Funds sought for new ads

University Relations seek funding approval to extend “Driven to Discover” into 2009.

Elena Rozwadowski

More than one year after its launch, the success of the University’s “Driven to Discover” marketing campaign drove University Relations to ask for a $4 million, two-year extension.

The Board of Regents’ Finance and Operations Committee will consider this and other University expenses at its monthly meeting today.

The campaign initially cost $2 million, which covered development and advertising for the first 18 months. That allocation, approved by the Board of Regents last year, will run out this month.

If approved, the additional $4 million would support further campaign development and advertising through July 2009.

“Driven to Discover” officially launched in January 2006 and appeared on campus in September. The campaign sought to help the general public understand the research mission of the University, said University Relations Director Ann Aronson.

“There was not a very strong understanding of research and its value to people’s lives in the community,” Aronson said. “We were trying to move that public perception.”

Now, the University wants to expand “Driven to Discover” to include education and teaching at the University, Aronson said.

TV, radio and print ads ran on and off campus. Posters and sidewalk clings on campus with questions from the community answered by University faculty were the main internal initiatives.

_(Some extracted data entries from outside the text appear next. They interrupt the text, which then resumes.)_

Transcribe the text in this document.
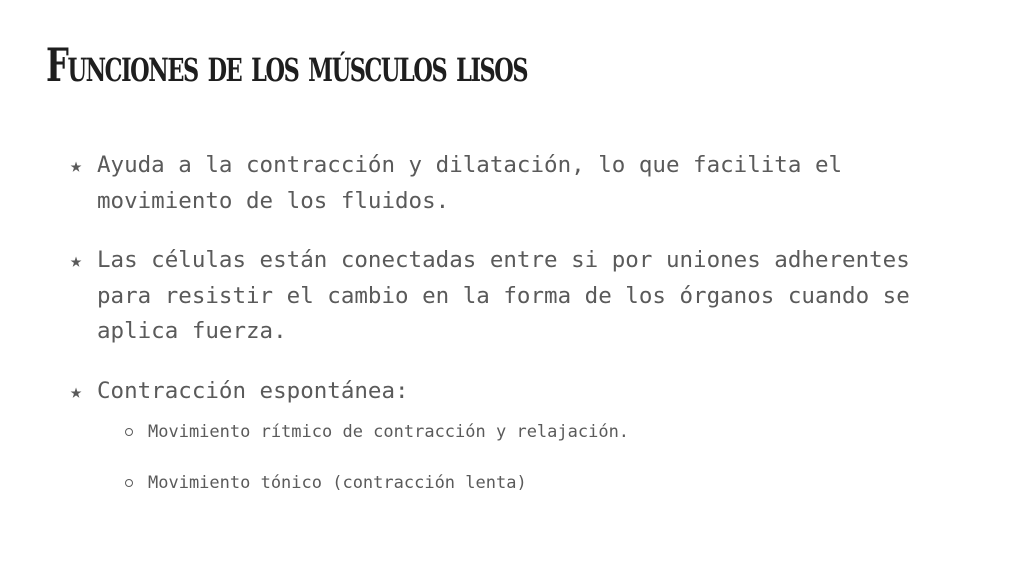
Funciones de los músculos lisos
★ Ayuda a la contracción y dilatación, lo que facilita el movimiento de los fluidos.
★ Las células están conectadas entre si por uniones adherentes para resistir el cambio en la forma de los órganos cuando se aplica fuerza.
★ Contracción espontánea:
Movimiento rítmico de contracción y relajación.
Movimiento tónico (contracción lenta)
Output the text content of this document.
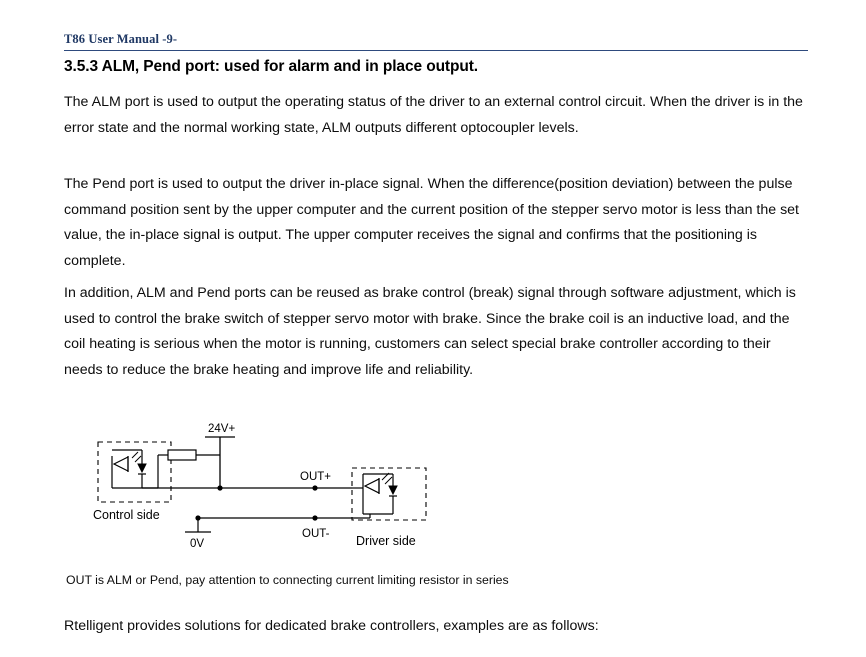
T86 User Manual -9-
3.5.3 ALM, Pend port: used for alarm and in place output.
The ALM port is used to output the operating status of the driver to an external control circuit. When the driver is in the error state and the normal working state, ALM outputs different optocoupler levels.
The Pend port is used to output the driver in-place signal. When the difference(position deviation) between the pulse command position sent by the upper computer and the current position of the stepper servo motor is less than the set value, the in-place signal is output. The upper computer receives the signal and confirms that the positioning is complete.
In addition, ALM and Pend ports can be reused as brake control (break) signal through software adjustment, which is used to control the brake switch of stepper servo motor with brake. Since the brake coil is an inductive load, and the coil heating is serious when the motor is running, customers can select special brake controller according to their needs to reduce the brake heating and improve life and reliability.
24V+
OUT+
OUT-
0V
Control side
Driver side
OUT is ALM or Pend, pay attention to connecting current limiting resistor in series
Rtelligent provides solutions for dedicated brake controllers, examples are as follows:
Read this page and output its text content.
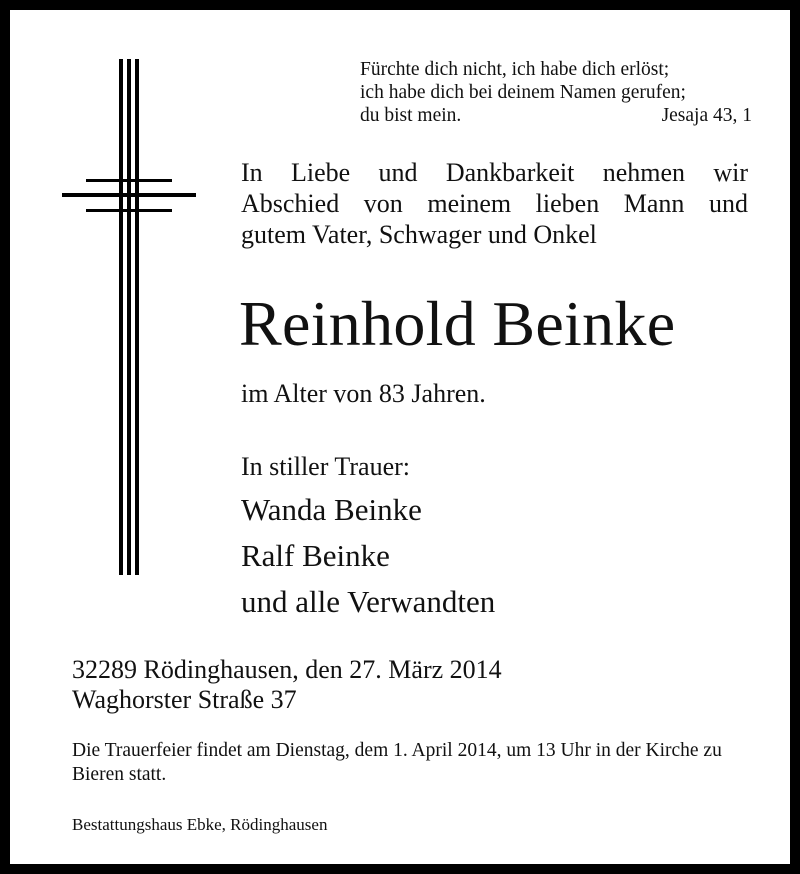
Fürchte dich nicht, ich habe dich erlöst;
ich habe dich bei deinem Namen gerufen;
du bist mein.	Jesaja 43, 1
In Liebe und Dankbarkeit nehmen wir
Abschied von meinem lieben Mann und
gutem Vater, Schwager und Onkel
Reinhold Beinke
im Alter von 83 Jahren.
In stiller Trauer:
Wanda Beinke
Ralf Beinke
und alle Verwandten
32289 Rödinghausen, den 27. März 2014
Waghorster Straße 37
Die Trauerfeier findet am Dienstag, dem 1. April 2014, um 13 Uhr in der Kirche zu Bieren statt.
Bestattungshaus Ebke, Rödinghausen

Aronson said initial reports indicate “good traction in the markets where the campaign media ran,” without providing final numbers.

The University sent a survey to students, faculty and staff for campaign feedback.

Aronson said 57 percent of students and 71 percent of faculty and staff indicated they were aware of the campaign. More than half of the respondents said they felt both more favorable toward and more knowledgeable about the University because of it.

Officials from several colleges said the campaign connected the University with the community.

Bell Museum of Natural History Director Scott Lanyon said many of the questions sent by the community each month were intriguing.

Lanyon, who is also an evolutionary biology professor, said he even used one on a final exam.

College of Biological Sciences Dean Robert Elde and Institute of Technology spokeswoman Rhonda Zurn said the campaign explains complicated research well to the public.

“On television, there’s a Discovery Channel, not a research channel.” Elde said. “I think this is something people can really connect with and understand.”

Both Elde and Zurn also said they received comments from community members who saw University faculty in TV and print ads.

Zurn said the campaign generates enough support to be worthwhile for the University.

“It might cost a little bit of money, but what we’re going to receive in return will be worth it.”

But some University students said they don’t think the campaign does much for the University’s image.

“I can think of better ways to spend $4 million, like give it to a Las Vegas casino,” mathematics graduate student Nicholas Kirchner said.

“If they really want to improve the ‘U,’ they should look for the best and brightest Ph.D. graduate students and hire them,” he said. “That’s the way to make a university good.”